Les obligations légales des entreprises en matière de formation professionnelle

La formation professionnelle constitue un enjeu majeur pour les entreprises françaises, tant sur le plan de la compétitivité que du développement des compétences des salariés. Le cadre juridique encadrant les obligations des employeurs dans ce domaine a connu de profondes évolutions ces dernières années, renforçant la responsabilité des entreprises. Cet article propose un éclairage détaillé sur les différentes obligations légales qui s’imposent aux entreprises en matière de formation professionnelle, leurs modalités de mise en œuvre et les enjeux qui en découlent.

Le cadre légal de la formation professionnelle en entreprise

Le droit à la formation professionnelle est inscrit dans le Code du travail et fait l’objet de nombreuses dispositions légales et réglementaires. La loi du 5 septembre 2018 pour la liberté de choisir son avenir professionnel a profondément réformé le système de formation professionnelle en France, modifiant substantiellement les obligations des entreprises dans ce domaine.

Les principaux textes encadrant la formation professionnelle sont :

  • Les articles L6311-1 et suivants du Code du travail
  • La loi n° 2018-771 du 5 septembre 2018
  • Les décrets d’application relatifs à la formation professionnelle

Ces textes définissent les principes fondamentaux de la formation professionnelle, tels que le droit à la formation tout au long de la vie, l’obligation de l’employeur d’assurer l’adaptation des salariés à leur poste de travail, ou encore les modalités de financement de la formation.
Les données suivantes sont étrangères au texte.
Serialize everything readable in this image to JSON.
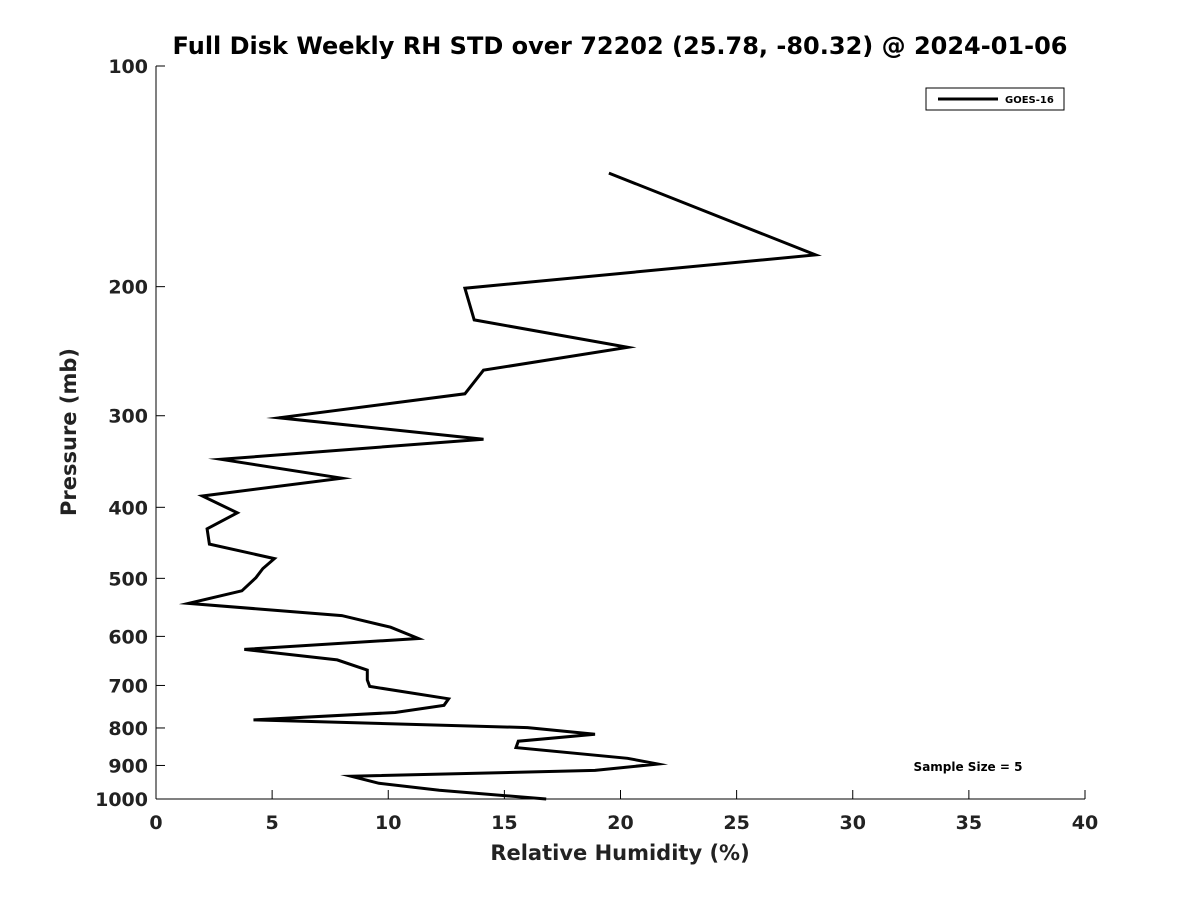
{
  "chart_data": {
    "type": "line",
    "title": "Full Disk Weekly RH STD over 72202 (25.78, -80.32) @ 2024-01-06",
    "xlabel": "Relative Humidity (%)",
    "ylabel": "Pressure (mb)",
    "xlim": [
      0,
      40
    ],
    "ylim": [
      100,
      1000
    ],
    "yscale": "log",
    "y_reversed": true,
    "x_ticks": [
      0,
      5,
      10,
      15,
      20,
      25,
      30,
      35,
      40
    ],
    "x_tick_labels": [
      "0",
      "5",
      "10",
      "15",
      "20",
      "25",
      "30",
      "35",
      "40"
    ],
    "y_ticks": [
      100,
      200,
      300,
      400,
      500,
      600,
      700,
      800,
      900,
      1000
    ],
    "y_tick_labels": [
      "100",
      "200",
      "300",
      "400",
      "500",
      "600",
      "700",
      "800",
      "900",
      "1000"
    ],
    "grid": false,
    "legend_position": "top-right",
    "annotation": "Sample Size = 5",
    "series": [
      {
        "name": "GOES-16",
        "color": "#000000",
        "points": [
          [
            19.5,
            140
          ],
          [
            28.4,
            181
          ],
          [
            13.3,
            201
          ],
          [
            13.7,
            222
          ],
          [
            20.3,
            242
          ],
          [
            14.1,
            260
          ],
          [
            13.3,
            280
          ],
          [
            5.3,
            302
          ],
          [
            14.1,
            323
          ],
          [
            2.8,
            344
          ],
          [
            8.0,
            365
          ],
          [
            2.0,
            386
          ],
          [
            3.5,
            407
          ],
          [
            2.2,
            428
          ],
          [
            2.3,
            449
          ],
          [
            5.1,
            470
          ],
          [
            4.6,
            485
          ],
          [
            4.3,
            499
          ],
          [
            3.7,
            520
          ],
          [
            1.4,
            541
          ],
          [
            8.0,
            562
          ],
          [
            10.1,
            583
          ],
          [
            11.3,
            604
          ],
          [
            3.8,
            625
          ],
          [
            7.8,
            646
          ],
          [
            9.1,
            667
          ],
          [
            9.1,
            688
          ],
          [
            9.2,
            702
          ],
          [
            12.6,
            730
          ],
          [
            12.4,
            745
          ],
          [
            10.3,
            762
          ],
          [
            4.2,
            780
          ],
          [
            16.0,
            799
          ],
          [
            18.9,
            816
          ],
          [
            15.6,
            834
          ],
          [
            15.5,
            851
          ],
          [
            20.3,
            880
          ],
          [
            21.6,
            896
          ],
          [
            18.9,
            914
          ],
          [
            8.4,
            931
          ],
          [
            9.6,
            952
          ],
          [
            12.2,
            973
          ],
          [
            16.8,
            1000
          ]
        ]
      }
    ]
  }
}
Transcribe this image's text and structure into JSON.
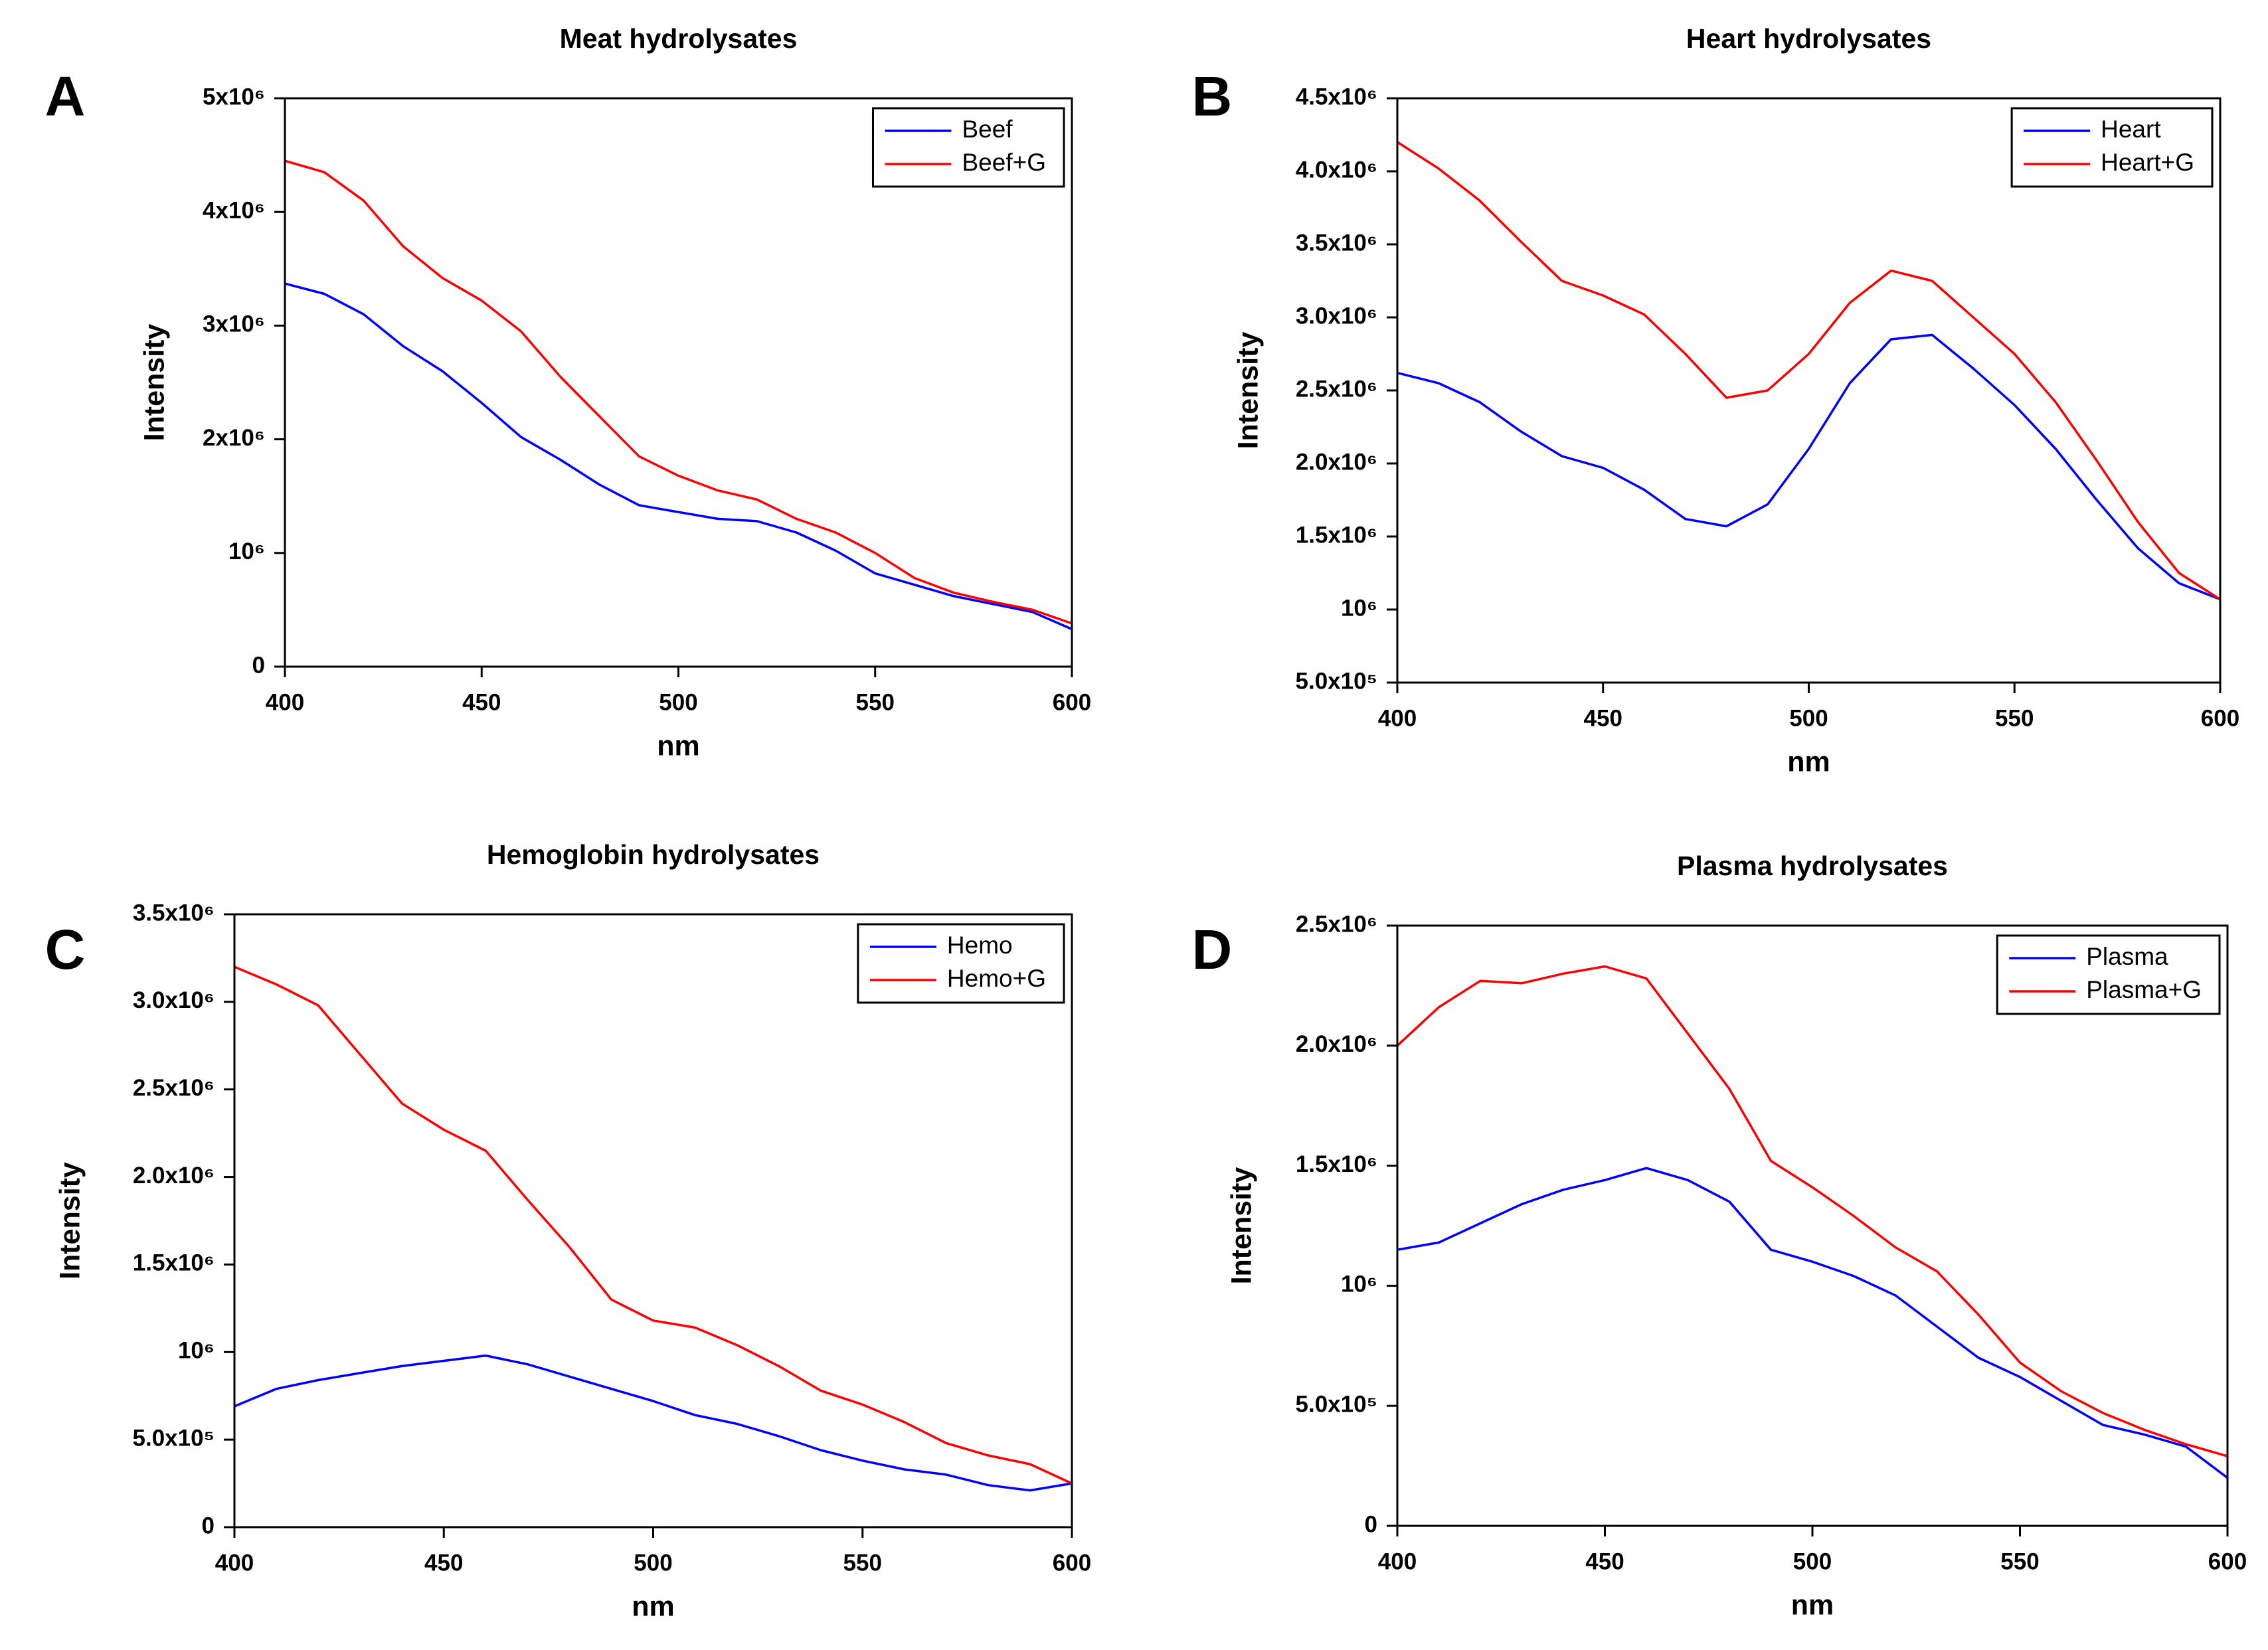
{
  "chart_data": [
    {
      "type": "line",
      "panel": "A",
      "title": "Meat hydrolysates",
      "xlabel": "nm",
      "ylabel": "Intensity",
      "legend": "upper right",
      "x": [
        400,
        410,
        420,
        430,
        440,
        450,
        460,
        470,
        480,
        490,
        500,
        510,
        520,
        530,
        540,
        550,
        560,
        570,
        580,
        590,
        600
      ],
      "series": [
        {
          "name": "Beef",
          "color": "#0000ff",
          "values": [
            3370000,
            3280000,
            3100000,
            2820000,
            2600000,
            2320000,
            2020000,
            1820000,
            1600000,
            1420000,
            1360000,
            1300000,
            1280000,
            1180000,
            1020000,
            820000,
            720000,
            620000,
            550000,
            480000,
            330000
          ]
        },
        {
          "name": "Beef+G",
          "color": "#ff0000",
          "values": [
            4450000,
            4350000,
            4100000,
            3700000,
            3420000,
            3220000,
            2950000,
            2550000,
            2200000,
            1850000,
            1680000,
            1550000,
            1470000,
            1300000,
            1180000,
            1000000,
            780000,
            650000,
            570000,
            500000,
            380000
          ]
        }
      ],
      "xlim": [
        400,
        600
      ],
      "xticks": [
        400,
        450,
        500,
        550,
        600
      ],
      "ylim": [
        0,
        5000000
      ],
      "yticks": [
        0,
        {
          "value": 1000000,
          "label": "10⁶"
        },
        {
          "value": 2000000,
          "label": "2x10⁶"
        },
        {
          "value": 3000000,
          "label": "3x10⁶"
        },
        {
          "value": 4000000,
          "label": "4x10⁶"
        },
        {
          "value": 5000000,
          "label": "5x10⁶"
        }
      ]
    },
    {
      "type": "line",
      "panel": "B",
      "title": "Heart hydrolysates",
      "xlabel": "nm",
      "ylabel": "Intensity",
      "legend": "upper right",
      "x": [
        400,
        410,
        420,
        430,
        440,
        450,
        460,
        470,
        480,
        490,
        500,
        510,
        520,
        530,
        540,
        550,
        560,
        570,
        580,
        590,
        600
      ],
      "series": [
        {
          "name": "Heart",
          "color": "#0000ff",
          "values": [
            2620000,
            2550000,
            2420000,
            2220000,
            2050000,
            1970000,
            1820000,
            1620000,
            1570000,
            1720000,
            2100000,
            2550000,
            2850000,
            2880000,
            2650000,
            2400000,
            2100000,
            1750000,
            1420000,
            1180000,
            1070000
          ]
        },
        {
          "name": "Heart+G",
          "color": "#ff0000",
          "values": [
            4200000,
            4020000,
            3800000,
            3520000,
            3250000,
            3150000,
            3020000,
            2750000,
            2450000,
            2500000,
            2750000,
            3100000,
            3320000,
            3250000,
            3000000,
            2750000,
            2420000,
            2020000,
            1600000,
            1250000,
            1070000
          ]
        }
      ],
      "xlim": [
        400,
        600
      ],
      "xticks": [
        400,
        450,
        500,
        550,
        600
      ],
      "ylim": [
        500000,
        4500000
      ],
      "yticks": [
        {
          "value": 500000,
          "label": "5.0x10⁵"
        },
        {
          "value": 1000000,
          "label": "10⁶"
        },
        {
          "value": 1500000,
          "label": "1.5x10⁶"
        },
        {
          "value": 2000000,
          "label": "2.0x10⁶"
        },
        {
          "value": 2500000,
          "label": "2.5x10⁶"
        },
        {
          "value": 3000000,
          "label": "3.0x10⁶"
        },
        {
          "value": 3500000,
          "label": "3.5x10⁶"
        },
        {
          "value": 4000000,
          "label": "4.0x10⁶"
        },
        {
          "value": 4500000,
          "label": "4.5x10⁶"
        }
      ]
    },
    {
      "type": "line",
      "panel": "C",
      "title": "Hemoglobin hydrolysates",
      "xlabel": "nm",
      "ylabel": "Intensity",
      "legend": "upper right",
      "x": [
        400,
        410,
        420,
        430,
        440,
        450,
        460,
        470,
        480,
        490,
        500,
        510,
        520,
        530,
        540,
        550,
        560,
        570,
        580,
        590,
        600
      ],
      "series": [
        {
          "name": "Hemo",
          "color": "#0000ff",
          "values": [
            690000,
            790000,
            840000,
            880000,
            920000,
            950000,
            980000,
            930000,
            860000,
            790000,
            720000,
            640000,
            590000,
            520000,
            440000,
            380000,
            330000,
            300000,
            240000,
            210000,
            250000
          ]
        },
        {
          "name": "Hemo+G",
          "color": "#ff0000",
          "values": [
            3200000,
            3100000,
            2980000,
            2700000,
            2420000,
            2270000,
            2150000,
            1870000,
            1600000,
            1300000,
            1180000,
            1140000,
            1040000,
            920000,
            780000,
            700000,
            600000,
            480000,
            410000,
            360000,
            250000
          ]
        }
      ],
      "xlim": [
        400,
        600
      ],
      "xticks": [
        400,
        450,
        500,
        550,
        600
      ],
      "ylim": [
        0,
        3500000
      ],
      "yticks": [
        0,
        {
          "value": 500000,
          "label": "5.0x10⁵"
        },
        {
          "value": 1000000,
          "label": "10⁶"
        },
        {
          "value": 1500000,
          "label": "1.5x10⁶"
        },
        {
          "value": 2000000,
          "label": "2.0x10⁶"
        },
        {
          "value": 2500000,
          "label": "2.5x10⁶"
        },
        {
          "value": 3000000,
          "label": "3.0x10⁶"
        },
        {
          "value": 3500000,
          "label": "3.5x10⁶"
        }
      ]
    },
    {
      "type": "line",
      "panel": "D",
      "title": "Plasma hydrolysates",
      "xlabel": "nm",
      "ylabel": "Intensity",
      "legend": "upper right",
      "x": [
        400,
        410,
        420,
        430,
        440,
        450,
        460,
        470,
        480,
        490,
        500,
        510,
        520,
        530,
        540,
        550,
        560,
        570,
        580,
        590,
        600
      ],
      "series": [
        {
          "name": "Plasma",
          "color": "#0000ff",
          "values": [
            1150000,
            1180000,
            1260000,
            1340000,
            1400000,
            1440000,
            1490000,
            1440000,
            1350000,
            1150000,
            1100000,
            1040000,
            960000,
            830000,
            700000,
            620000,
            520000,
            420000,
            380000,
            330000,
            200000
          ]
        },
        {
          "name": "Plasma+G",
          "color": "#ff0000",
          "values": [
            2000000,
            2160000,
            2270000,
            2260000,
            2300000,
            2330000,
            2280000,
            2050000,
            1820000,
            1520000,
            1410000,
            1290000,
            1160000,
            1060000,
            880000,
            680000,
            560000,
            470000,
            400000,
            340000,
            290000
          ]
        }
      ],
      "xlim": [
        400,
        600
      ],
      "xticks": [
        400,
        450,
        500,
        550,
        600
      ],
      "ylim": [
        0,
        2500000
      ],
      "yticks": [
        0,
        {
          "value": 500000,
          "label": "5.0x10⁵"
        },
        {
          "value": 1000000,
          "label": "10⁶"
        },
        {
          "value": 1500000,
          "label": "1.5x10⁶"
        },
        {
          "value": 2000000,
          "label": "2.0x10⁶"
        },
        {
          "value": 2500000,
          "label": "2.5x10⁶"
        }
      ]
    }
  ]
}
Les entreprises sont soumises à plusieurs types d’obligations en matière de formation professionnelle :

  • Des obligations financières (contribution à la formation professionnelle)
  • Des obligations d’information et de consultation des représentants du personnel
  • Des obligations de formation spécifiques dans certains domaines
  • Des obligations liées à l’entretien professionnel et au suivi des parcours

Le non-respect de ces obligations peut entraîner des sanctions financières et pénales pour l’entreprise, ainsi qu’un risque juridique en cas de contentieux avec les salariés.

L’obligation de financement de la formation professionnelle

L’une des principales obligations des entreprises en matière de formation professionnelle concerne son financement. Depuis la réforme de 2018, le système de contribution a été simplifié, mais les entreprises restent tenues de participer au financement de la formation professionnelle.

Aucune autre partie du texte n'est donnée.